Fighting Clutter: The Horizontal Surfaces Tax

I’ve been waging a long term war with clutter in my house. Long term as in “same long term as my diet”–meaning like in any war, there are significant troop movements on both sides of the battle front. There are times when I make a concerted effort to beat back the forces of clutter, only to have that clutter plot a sneak attack in the middle of the night. Suddenly, the house is bursting at the seams again, and I’m not sure how it happened.

Before the big Disney vacation, clutter had been waging one of its strongest offensives in quite some time. When we got home, it looked for a while like all hope was lost, as Disney clutter had stowed away in our suitcases, ready to pounce out and reinforce the normal clutter as soon as the zippers were loosed.

Something had to be done.

Typically. I’m the Anti-Clutter General in Chief. I lead the charge in major battles, reining clutter in somewhat and assigning it to other members on our attack squad, who then (hopefully) extinguish their assignments with gusto. In practice, this isn’t always the case. And I realized this last time that that had to change. I needed a complete team, 100% behind me. It was clear a simple pep talk wasn’t going to cut it.
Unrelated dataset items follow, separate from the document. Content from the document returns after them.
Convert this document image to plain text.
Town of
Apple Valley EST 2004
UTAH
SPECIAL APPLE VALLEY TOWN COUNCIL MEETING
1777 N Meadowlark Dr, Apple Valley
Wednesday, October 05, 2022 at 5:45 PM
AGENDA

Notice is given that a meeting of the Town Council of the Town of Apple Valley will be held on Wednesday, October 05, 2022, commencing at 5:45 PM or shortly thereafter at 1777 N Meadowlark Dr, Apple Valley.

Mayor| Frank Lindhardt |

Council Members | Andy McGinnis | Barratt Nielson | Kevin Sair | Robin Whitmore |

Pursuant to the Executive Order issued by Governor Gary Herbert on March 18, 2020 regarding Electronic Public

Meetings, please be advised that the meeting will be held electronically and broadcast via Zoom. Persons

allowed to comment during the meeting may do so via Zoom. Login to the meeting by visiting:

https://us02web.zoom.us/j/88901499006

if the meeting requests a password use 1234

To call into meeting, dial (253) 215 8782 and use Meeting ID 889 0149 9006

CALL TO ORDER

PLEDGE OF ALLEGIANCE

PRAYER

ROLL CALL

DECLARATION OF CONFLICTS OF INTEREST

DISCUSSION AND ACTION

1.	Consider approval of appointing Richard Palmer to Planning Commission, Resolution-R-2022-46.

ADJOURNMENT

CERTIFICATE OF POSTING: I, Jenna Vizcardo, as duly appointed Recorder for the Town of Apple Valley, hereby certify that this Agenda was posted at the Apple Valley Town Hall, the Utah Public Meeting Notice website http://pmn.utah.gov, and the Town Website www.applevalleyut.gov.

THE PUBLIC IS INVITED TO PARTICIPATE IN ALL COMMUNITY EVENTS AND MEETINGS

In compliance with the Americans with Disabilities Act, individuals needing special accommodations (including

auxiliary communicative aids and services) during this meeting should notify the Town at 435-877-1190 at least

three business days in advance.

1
I had to motivate them with something that would matter. And that motivation would have to be money.

But on the other hand, I can’t afford to continually be offering bounties on clutter piles. Instead, I had a brilliant moment of inspiration. An epiphany.
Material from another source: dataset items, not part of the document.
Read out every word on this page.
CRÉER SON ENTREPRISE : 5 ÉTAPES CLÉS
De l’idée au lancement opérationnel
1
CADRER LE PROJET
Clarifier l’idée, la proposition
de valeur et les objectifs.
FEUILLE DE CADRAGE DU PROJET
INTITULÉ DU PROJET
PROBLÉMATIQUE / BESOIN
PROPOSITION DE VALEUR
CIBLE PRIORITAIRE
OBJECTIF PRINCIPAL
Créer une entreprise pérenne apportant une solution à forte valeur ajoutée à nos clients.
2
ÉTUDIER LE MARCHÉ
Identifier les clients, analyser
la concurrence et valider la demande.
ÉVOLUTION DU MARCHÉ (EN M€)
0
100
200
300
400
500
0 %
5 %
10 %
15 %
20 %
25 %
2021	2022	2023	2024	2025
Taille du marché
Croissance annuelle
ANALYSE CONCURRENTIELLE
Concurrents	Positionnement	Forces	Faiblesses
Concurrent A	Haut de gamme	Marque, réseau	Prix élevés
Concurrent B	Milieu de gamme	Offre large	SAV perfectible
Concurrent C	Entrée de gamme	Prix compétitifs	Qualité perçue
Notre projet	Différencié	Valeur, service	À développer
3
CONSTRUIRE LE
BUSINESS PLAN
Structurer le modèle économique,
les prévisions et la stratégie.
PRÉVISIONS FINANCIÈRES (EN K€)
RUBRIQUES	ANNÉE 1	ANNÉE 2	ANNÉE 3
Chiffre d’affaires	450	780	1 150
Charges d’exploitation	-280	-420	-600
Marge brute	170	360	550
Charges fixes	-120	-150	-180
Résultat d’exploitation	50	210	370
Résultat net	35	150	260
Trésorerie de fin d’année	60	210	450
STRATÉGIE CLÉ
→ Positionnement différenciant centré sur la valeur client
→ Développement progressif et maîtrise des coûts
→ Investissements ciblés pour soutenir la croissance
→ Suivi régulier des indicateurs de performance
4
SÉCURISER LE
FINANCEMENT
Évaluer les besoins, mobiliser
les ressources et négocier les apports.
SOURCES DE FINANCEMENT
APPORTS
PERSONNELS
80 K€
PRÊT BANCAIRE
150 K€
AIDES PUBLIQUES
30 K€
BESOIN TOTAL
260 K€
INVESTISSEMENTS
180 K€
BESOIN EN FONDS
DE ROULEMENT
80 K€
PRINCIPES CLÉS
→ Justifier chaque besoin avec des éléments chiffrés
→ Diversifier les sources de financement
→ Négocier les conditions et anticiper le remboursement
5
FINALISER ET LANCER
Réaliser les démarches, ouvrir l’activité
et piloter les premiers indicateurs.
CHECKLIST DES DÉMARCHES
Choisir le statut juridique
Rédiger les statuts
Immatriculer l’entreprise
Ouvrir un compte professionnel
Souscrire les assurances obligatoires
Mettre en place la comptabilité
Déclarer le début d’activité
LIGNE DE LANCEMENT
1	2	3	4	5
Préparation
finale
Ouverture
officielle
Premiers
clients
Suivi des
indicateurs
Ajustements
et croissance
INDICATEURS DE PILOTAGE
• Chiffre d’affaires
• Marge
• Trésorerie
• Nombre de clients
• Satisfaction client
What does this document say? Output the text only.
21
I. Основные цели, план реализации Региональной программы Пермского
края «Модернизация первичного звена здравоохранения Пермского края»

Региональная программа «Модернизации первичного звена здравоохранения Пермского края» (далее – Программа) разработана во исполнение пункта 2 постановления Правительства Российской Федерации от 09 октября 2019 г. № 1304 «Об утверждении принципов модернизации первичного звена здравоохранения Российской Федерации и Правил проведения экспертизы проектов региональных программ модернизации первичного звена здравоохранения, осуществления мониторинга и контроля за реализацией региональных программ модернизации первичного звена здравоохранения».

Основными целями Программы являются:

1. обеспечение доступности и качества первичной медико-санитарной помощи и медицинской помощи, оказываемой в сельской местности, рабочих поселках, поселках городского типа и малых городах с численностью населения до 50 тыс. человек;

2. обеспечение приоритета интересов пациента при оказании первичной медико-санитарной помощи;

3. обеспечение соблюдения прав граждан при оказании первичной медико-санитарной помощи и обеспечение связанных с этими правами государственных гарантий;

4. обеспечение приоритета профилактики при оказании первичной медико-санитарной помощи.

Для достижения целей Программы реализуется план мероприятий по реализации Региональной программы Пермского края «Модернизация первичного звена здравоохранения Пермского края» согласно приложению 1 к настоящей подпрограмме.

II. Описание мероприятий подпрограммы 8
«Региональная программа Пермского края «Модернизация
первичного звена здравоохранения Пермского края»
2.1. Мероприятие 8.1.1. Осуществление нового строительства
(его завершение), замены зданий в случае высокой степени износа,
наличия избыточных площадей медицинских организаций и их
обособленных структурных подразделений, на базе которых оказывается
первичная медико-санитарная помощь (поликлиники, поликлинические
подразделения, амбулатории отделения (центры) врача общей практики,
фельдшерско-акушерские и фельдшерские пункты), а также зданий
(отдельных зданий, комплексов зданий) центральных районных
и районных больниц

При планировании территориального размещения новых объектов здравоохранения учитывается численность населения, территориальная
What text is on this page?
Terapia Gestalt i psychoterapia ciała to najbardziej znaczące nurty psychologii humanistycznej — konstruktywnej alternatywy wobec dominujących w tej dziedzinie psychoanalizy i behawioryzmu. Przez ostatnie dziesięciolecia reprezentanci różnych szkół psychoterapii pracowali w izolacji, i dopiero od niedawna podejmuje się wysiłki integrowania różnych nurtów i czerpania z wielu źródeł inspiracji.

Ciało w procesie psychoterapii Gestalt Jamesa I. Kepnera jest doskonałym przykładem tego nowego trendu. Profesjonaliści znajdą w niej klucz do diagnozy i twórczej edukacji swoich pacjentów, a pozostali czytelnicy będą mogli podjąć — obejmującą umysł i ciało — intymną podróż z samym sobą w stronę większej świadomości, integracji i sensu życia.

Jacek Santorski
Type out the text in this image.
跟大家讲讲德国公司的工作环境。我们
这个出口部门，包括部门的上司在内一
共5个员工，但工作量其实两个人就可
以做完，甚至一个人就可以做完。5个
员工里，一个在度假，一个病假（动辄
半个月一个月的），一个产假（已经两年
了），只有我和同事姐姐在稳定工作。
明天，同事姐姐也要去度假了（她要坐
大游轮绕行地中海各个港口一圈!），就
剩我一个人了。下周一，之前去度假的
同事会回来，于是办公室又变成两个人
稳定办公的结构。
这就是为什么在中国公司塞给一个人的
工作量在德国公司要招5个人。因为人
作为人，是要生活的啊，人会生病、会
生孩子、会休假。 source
The Horizontal Surfaces Tax.

I had studied my enemy for years, and I knew that the greatest bastion of clutter offenses rested on this simple premise: if it’s a horizontal surface in my house, clutter will invade it incessantly until that surface is swarming with toys, papers, doodads, junk mail, and a variety of detritus. To date, the battle has been waged one surface at a time. I’ll completely wipe out clutter in one area, then move on to another–only to discover that clutter crept back to the original area when I wasn’t looking.

That had to stop.

So what I’ve done is this: I completely clean off a surface. Make it 100% clutter free. And then I’ve mustered my troops: Denisa, TRC, and DC (MC doesn’t count yet. Her main weapon is drool, and that just doesn’t tend to accumulate.) I inform them that the now-clean horizontal surface has been declared a declutterized zone, and a standing bounty is put into effect. Anyone caught leaving ANY UNAPPROVED ITEM (paper, toy, phone, iPad, dish–you name it) is subject to paying a Horizontal Surfaces Tax to the finder of that item. The tax is 5 cents per item for children, 10 cents per item for adults. So if TRC leaves his 3DS on a declutterized zone, and I find it, he owes me 5 cents. If Denisa leaves an item and DC finds it, Denisa owes DC 10 cents. Plus–the violator has to clean up the item in question, then and there.
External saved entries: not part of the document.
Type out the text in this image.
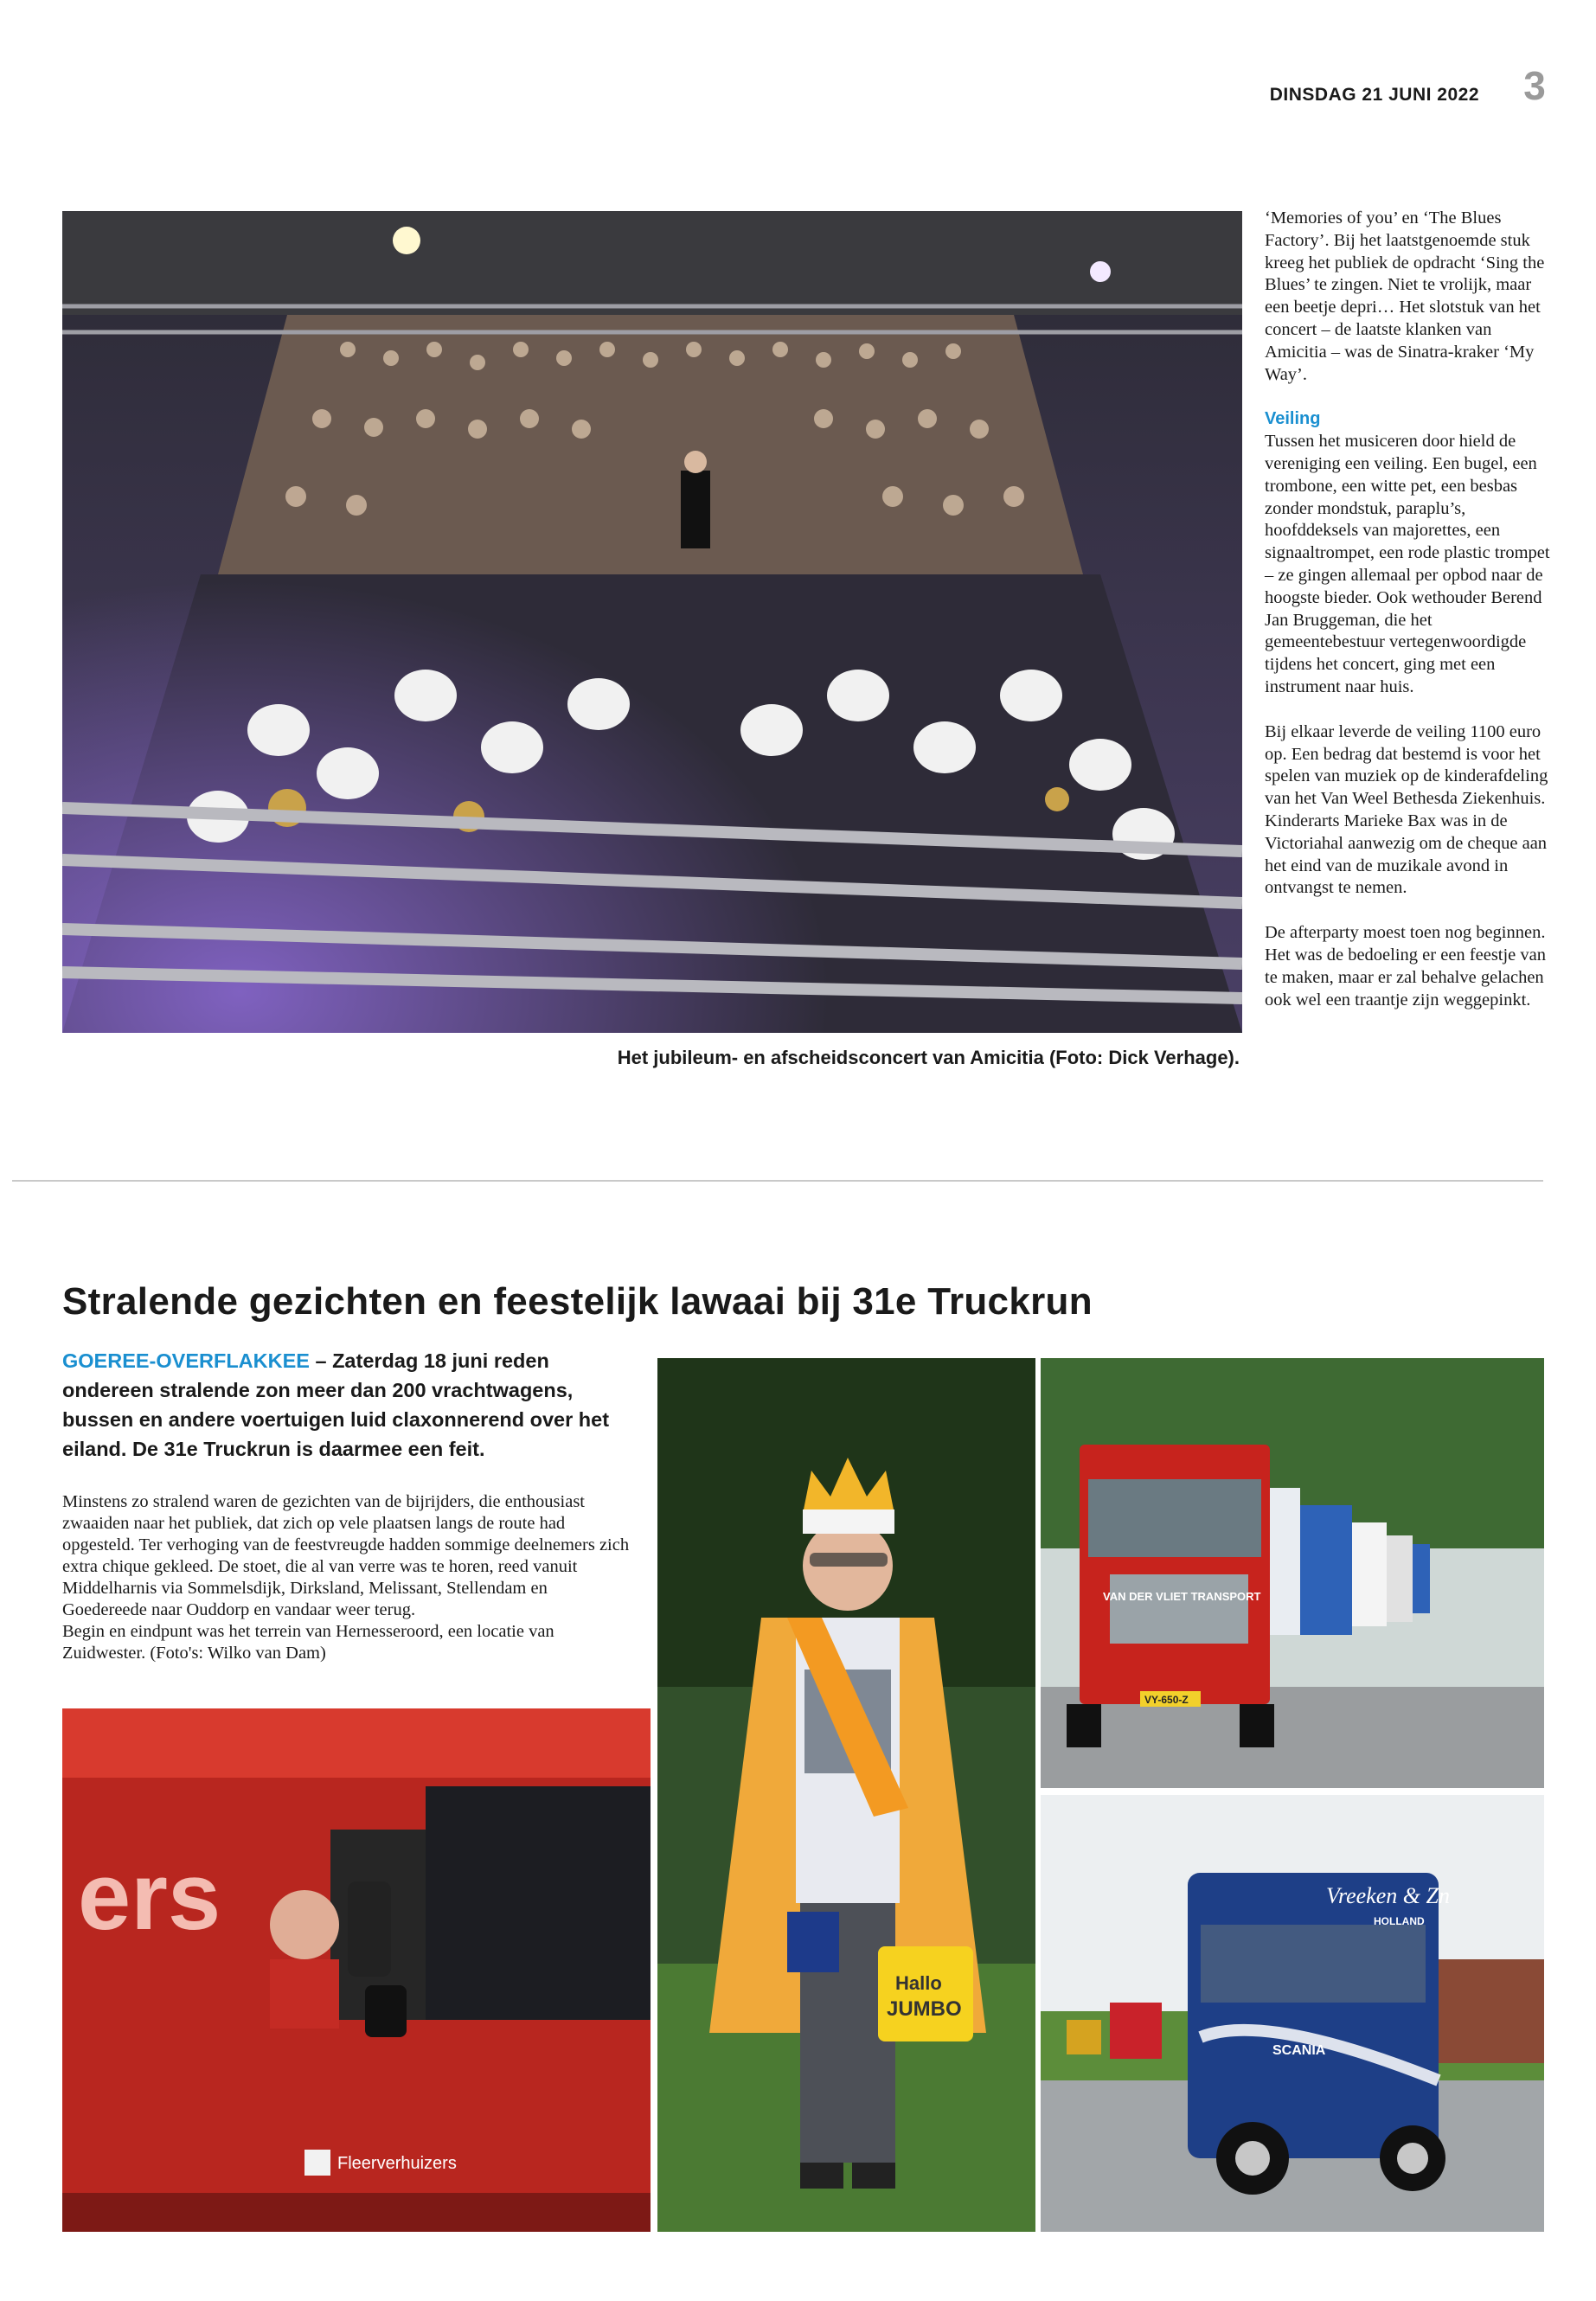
DINSDAG 21 JUNI 2022 3
Het jubileum- en afscheidsconcert van Amicitia (Foto: Dick Verhage).

‘Memories of you’ en ‘The Blues Factory’. Bij het laatstgenoemde stuk kreeg het publiek de opdracht ‘Sing the Blues’ te zingen. Niet te vrolijk, maar een beetje depri… Het slotstuk van het concert – de laatste klanken van Amicitia – was de Sinatra-kraker ‘My Way’.

Veiling

Tussen het musiceren door hield de vereniging een veiling. Een bugel, een trombone, een witte pet, een besbas zonder mondstuk, paraplu’s, hoofddeksels van majorettes, een signaaltrompet, een rode plastic trompet – ze gingen allemaal per opbod naar de hoogste bieder. Ook wethouder Berend Jan Bruggeman, die het gemeentebestuur vertegenwoordigde tijdens het concert, ging met een instrument naar huis.

Bij elkaar leverde de veiling 1100 euro op. Een bedrag dat bestemd is voor het spelen van muziek op de kinderafdeling van het Van Weel Bethesda Ziekenhuis. Kinderarts Marieke Bax was in de Victoriahal aanwezig om de cheque aan het eind van de muzikale avond in ontvangst te nemen.

De afterparty moest toen nog beginnen. Het was de bedoeling er een feestje van te maken, maar er zal behalve gelachen ook wel een traantje zijn weggepinkt.

Stralende gezichten en feestelijk lawaai bij 31e Truckrun
GOEREE-OVERFLAKKEE – Zaterdag 18 juni reden ondereen stralende zon meer dan 200 vrachtwagens, bussen en andere voertuigen luid claxonnerend over het eiland. De 31e Truckrun is daarmee een feit.

Minstens zo stralend waren de gezichten van de bijrijders, die enthousiast zwaaiden naar het publiek, dat zich op vele plaatsen langs de route had opgesteld. Ter verhoging van de feestvreugde hadden sommige deelnemers zich extra chique gekleed. De stoet, die al van verre was te horen, reed vanuit Middelharnis via Sommelsdijk, Dirksland, Melissant, Stellendam en Goedereede naar Ouddorp en vandaar weer terug.

Begin en eindpunt was het terrein van Hernesseroord, een locatie van Zuidwester. (Foto's: Wilko van Dam)

ers
Fleerverhuizers
Hallo
JUMBO
VAN DER VLIET TRANSPORT
VY-650-Z
Vreeken & Zn
HOLLAND
SCANIA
It’s a simple principle. So simple I wondered if it would actually work. My family seemed skeptical. They’d witnesses cunning attempts to squash out the cluttering hordes in the past, and they knew those attempts had all failed. But they agreed to go along with me. (TRC even tried to declare his room a declutterized zone, meaning any parent leaving anything there would have to pay him money. This motion was quickly voted down.)

There are currently 6 declutterized zones in my house. My side table. The top of my bureau. The kitchen hutch. The kitchen corner cabinet. The living room bookshelves. The living room end table. These zones have been 100% clutter-free for five days now. Step by step, I continue to eradicate clutter in new areas, freeing my house one zone at a time.

I think we might be on to something. If nothing else, this is the longest those areas have stayed clean since we moved into the house.

In this war, you have to take victories where you can get them.